Today we introduce a way to self-host a federated graph in the AWS Lambda platform as a serverless function. This feature is available for our enterprise customers.
We spent some time optimizing the best possible experience with Lambda and its limitations. The key optimization with Lambda is having the smallest possible size for the function. The size has an impact for the cold start times, and the smaller we can get the binary the faster the function can start serving requests.
Grafbase Gateway is written in Rust, and in the beginning was part of the Grafbase command-line interface. It made sense when deploying a long-running process to a common server or as a Docker image, but with Lambda a 40-megabyte binary adds up to the cold starts. With this release, we separated the Gateway to its own binary, which got us to 16 megabytes.
Rust compiler allows us to define how we optimize the binary. A common optimization is to prefer runtime performance. This means many of the functions are inlined, so we have less jumps in the memory and therefore faster execution. With Lambda, starting a new function can be hundreds of milliseconds, even over a second. In this context, the few microseconds saved with inlining are nothing compared to the tens of milliseconds we spend downloading the function content. With the Grafbase Lambda Gateway we instead optimize for binary size, which got us to 13 megabytes.
A Lambda function can run either using the AMD x86_64, or the Amazon Graviton aarch64 platform. The Graviton uses ARM instruction set, with smaller binary sizes compared to x86_64. For the ARM release, the binary size is just over ten megabytes, which makes it the smallest Lambda GraphQL gateway. If the Graviton platform is available in your region, it is recommended to use the ARM version of the gateway.

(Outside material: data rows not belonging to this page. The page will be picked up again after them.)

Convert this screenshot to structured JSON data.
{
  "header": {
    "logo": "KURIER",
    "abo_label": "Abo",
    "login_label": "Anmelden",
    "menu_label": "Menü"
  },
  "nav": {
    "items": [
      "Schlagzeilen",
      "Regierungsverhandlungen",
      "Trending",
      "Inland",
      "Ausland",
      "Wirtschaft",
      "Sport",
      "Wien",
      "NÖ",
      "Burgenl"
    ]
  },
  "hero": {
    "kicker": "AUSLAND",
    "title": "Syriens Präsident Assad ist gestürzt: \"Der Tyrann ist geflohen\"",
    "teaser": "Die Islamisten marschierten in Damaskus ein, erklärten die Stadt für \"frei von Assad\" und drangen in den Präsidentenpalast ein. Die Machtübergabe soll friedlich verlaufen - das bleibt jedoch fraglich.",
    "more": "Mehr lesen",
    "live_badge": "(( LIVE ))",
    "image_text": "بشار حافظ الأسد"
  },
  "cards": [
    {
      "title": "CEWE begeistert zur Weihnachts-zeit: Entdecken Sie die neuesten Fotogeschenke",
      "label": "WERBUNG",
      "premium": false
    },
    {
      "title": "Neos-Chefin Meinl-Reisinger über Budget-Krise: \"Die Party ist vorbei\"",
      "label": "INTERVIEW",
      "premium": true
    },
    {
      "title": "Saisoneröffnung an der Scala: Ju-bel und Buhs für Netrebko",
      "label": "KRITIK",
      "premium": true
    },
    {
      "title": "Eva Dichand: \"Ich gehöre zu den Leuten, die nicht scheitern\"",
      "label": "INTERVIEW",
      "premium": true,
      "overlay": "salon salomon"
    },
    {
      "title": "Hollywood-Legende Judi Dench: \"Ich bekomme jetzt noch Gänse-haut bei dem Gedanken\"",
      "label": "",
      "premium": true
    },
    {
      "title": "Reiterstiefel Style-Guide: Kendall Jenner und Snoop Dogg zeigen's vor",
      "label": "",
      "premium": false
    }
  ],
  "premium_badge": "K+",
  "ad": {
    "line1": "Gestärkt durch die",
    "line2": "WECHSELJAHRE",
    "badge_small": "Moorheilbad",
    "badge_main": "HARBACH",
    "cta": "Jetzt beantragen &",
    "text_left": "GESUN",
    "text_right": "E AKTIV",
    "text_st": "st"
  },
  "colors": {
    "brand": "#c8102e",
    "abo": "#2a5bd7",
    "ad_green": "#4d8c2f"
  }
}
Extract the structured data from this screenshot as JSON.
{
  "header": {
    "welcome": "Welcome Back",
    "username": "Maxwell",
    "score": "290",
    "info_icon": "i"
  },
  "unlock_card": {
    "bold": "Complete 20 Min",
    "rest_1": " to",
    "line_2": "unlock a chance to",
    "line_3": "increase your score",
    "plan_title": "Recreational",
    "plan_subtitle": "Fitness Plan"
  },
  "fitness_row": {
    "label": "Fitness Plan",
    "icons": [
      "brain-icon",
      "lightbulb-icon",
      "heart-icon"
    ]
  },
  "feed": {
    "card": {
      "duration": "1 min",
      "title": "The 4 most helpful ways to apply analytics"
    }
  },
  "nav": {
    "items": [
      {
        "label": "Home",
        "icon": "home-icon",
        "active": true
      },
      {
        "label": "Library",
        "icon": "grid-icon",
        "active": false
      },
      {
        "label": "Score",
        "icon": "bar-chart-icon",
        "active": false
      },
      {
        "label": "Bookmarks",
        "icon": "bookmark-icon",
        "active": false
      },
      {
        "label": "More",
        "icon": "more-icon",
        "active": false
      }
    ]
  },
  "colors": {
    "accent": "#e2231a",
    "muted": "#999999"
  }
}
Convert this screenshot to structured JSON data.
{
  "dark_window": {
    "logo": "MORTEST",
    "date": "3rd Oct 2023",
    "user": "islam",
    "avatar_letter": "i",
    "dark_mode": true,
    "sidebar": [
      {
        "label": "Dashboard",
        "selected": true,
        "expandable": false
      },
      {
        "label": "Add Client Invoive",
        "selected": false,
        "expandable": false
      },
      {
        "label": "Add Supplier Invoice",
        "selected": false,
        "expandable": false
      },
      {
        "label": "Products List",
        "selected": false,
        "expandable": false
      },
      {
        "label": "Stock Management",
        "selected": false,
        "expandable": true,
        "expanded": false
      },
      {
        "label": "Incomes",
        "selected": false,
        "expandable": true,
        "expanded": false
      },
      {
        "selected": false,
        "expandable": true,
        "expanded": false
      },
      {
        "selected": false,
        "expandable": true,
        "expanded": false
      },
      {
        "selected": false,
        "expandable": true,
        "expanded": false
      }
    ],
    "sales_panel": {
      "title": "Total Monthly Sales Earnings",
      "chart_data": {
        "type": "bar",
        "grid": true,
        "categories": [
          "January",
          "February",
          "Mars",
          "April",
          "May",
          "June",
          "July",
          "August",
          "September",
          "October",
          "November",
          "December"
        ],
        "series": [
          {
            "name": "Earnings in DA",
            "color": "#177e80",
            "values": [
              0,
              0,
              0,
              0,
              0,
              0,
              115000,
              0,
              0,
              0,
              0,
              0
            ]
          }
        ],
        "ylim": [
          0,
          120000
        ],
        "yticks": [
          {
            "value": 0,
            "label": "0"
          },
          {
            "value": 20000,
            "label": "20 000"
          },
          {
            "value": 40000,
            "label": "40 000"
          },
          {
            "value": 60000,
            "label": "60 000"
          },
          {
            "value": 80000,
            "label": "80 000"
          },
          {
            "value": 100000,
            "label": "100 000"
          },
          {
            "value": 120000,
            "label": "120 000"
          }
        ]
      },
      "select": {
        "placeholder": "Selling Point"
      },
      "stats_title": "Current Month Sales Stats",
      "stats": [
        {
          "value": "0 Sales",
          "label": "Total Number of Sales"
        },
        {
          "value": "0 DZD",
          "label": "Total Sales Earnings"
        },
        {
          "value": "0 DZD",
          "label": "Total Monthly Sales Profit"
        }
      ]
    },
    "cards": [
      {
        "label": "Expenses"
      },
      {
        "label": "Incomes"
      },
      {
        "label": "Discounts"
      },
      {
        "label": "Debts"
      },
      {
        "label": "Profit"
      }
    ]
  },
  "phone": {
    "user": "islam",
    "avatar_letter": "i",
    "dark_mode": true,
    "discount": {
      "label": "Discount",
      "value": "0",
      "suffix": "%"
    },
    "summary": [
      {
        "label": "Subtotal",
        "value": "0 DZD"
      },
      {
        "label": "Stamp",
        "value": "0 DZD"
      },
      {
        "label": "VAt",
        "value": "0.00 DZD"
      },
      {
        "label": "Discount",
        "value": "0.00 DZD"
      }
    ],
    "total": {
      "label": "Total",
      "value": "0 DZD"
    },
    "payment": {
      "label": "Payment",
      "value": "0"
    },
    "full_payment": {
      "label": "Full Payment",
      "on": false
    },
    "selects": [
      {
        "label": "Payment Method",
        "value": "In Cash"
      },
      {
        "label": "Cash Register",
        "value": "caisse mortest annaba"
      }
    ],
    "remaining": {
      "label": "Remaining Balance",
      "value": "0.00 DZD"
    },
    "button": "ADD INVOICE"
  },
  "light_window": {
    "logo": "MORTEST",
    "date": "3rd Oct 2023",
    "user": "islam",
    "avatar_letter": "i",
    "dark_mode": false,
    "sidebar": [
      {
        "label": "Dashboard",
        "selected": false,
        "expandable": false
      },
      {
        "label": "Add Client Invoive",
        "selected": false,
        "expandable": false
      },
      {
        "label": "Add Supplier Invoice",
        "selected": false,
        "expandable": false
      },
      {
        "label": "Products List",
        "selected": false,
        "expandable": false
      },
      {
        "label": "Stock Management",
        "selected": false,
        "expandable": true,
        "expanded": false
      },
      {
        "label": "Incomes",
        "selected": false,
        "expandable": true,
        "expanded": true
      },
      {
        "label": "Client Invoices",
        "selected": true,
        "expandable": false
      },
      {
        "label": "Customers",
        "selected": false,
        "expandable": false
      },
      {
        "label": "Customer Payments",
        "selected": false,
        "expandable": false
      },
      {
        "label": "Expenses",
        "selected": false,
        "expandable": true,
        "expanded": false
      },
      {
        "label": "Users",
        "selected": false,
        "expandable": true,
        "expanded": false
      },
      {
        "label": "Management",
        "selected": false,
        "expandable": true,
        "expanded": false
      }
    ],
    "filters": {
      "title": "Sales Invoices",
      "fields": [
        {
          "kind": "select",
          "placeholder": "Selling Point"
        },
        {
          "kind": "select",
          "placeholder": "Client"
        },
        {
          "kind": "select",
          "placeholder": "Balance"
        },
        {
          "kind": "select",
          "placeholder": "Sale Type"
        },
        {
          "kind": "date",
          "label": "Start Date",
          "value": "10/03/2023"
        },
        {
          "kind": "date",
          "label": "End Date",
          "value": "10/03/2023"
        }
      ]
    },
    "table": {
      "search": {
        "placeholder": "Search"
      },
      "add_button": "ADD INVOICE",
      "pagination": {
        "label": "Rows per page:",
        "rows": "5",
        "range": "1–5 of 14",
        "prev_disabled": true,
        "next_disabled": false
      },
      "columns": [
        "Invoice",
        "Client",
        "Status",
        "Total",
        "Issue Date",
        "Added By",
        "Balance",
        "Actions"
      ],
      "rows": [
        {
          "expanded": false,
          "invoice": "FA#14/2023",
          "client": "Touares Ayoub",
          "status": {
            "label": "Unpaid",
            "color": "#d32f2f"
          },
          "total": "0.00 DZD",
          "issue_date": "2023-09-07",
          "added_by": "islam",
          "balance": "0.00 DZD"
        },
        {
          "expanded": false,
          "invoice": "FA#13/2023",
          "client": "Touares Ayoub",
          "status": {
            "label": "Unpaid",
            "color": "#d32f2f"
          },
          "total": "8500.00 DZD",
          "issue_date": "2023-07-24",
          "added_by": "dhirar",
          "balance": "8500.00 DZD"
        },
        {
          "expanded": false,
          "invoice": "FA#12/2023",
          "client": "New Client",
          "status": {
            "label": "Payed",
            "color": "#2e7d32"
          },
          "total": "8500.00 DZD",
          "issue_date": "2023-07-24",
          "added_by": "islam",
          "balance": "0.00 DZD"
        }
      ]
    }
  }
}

From the start, we support OpenTelemetry tracing from our self-hosted and Lambda gateways. The Lambda version works directly with the AWS X-Ray, and the traces are mapped with the traces produced by the Lambda platform. This comes with one impediment: due to how Lambda functions work, we have to send all the tracing requests before the gateway can respond to the user. Read more on the OpenTelemetry design aspects in Lambda functions.
Enabling the telemetry is easy:
[telemetry]
service_name = "my-federated-graph"
[telemetry.tracing]
enabled = true
sampling = 1
filter = "grafbase=info,off"
[telemetry.tracing.exporters.otlp]
enabled = true
endpoint = "http://<IP>:4317"
protocol = "grpc"
timeout = 5
When deployed, traces can be observed from the Lambda X-Ray traces:
The first version already builds on top of our new GraphQL engine, which is so far the fastest GraphQL engine. It is ready to use and will provide as many features of the native Grafbase Gateway as is possible with AWS Lambda. The documentation for the Grafbase Lambda Gateway can be read from the documentation website, and the source code for the Lambda gateway is available in our GitHub repository.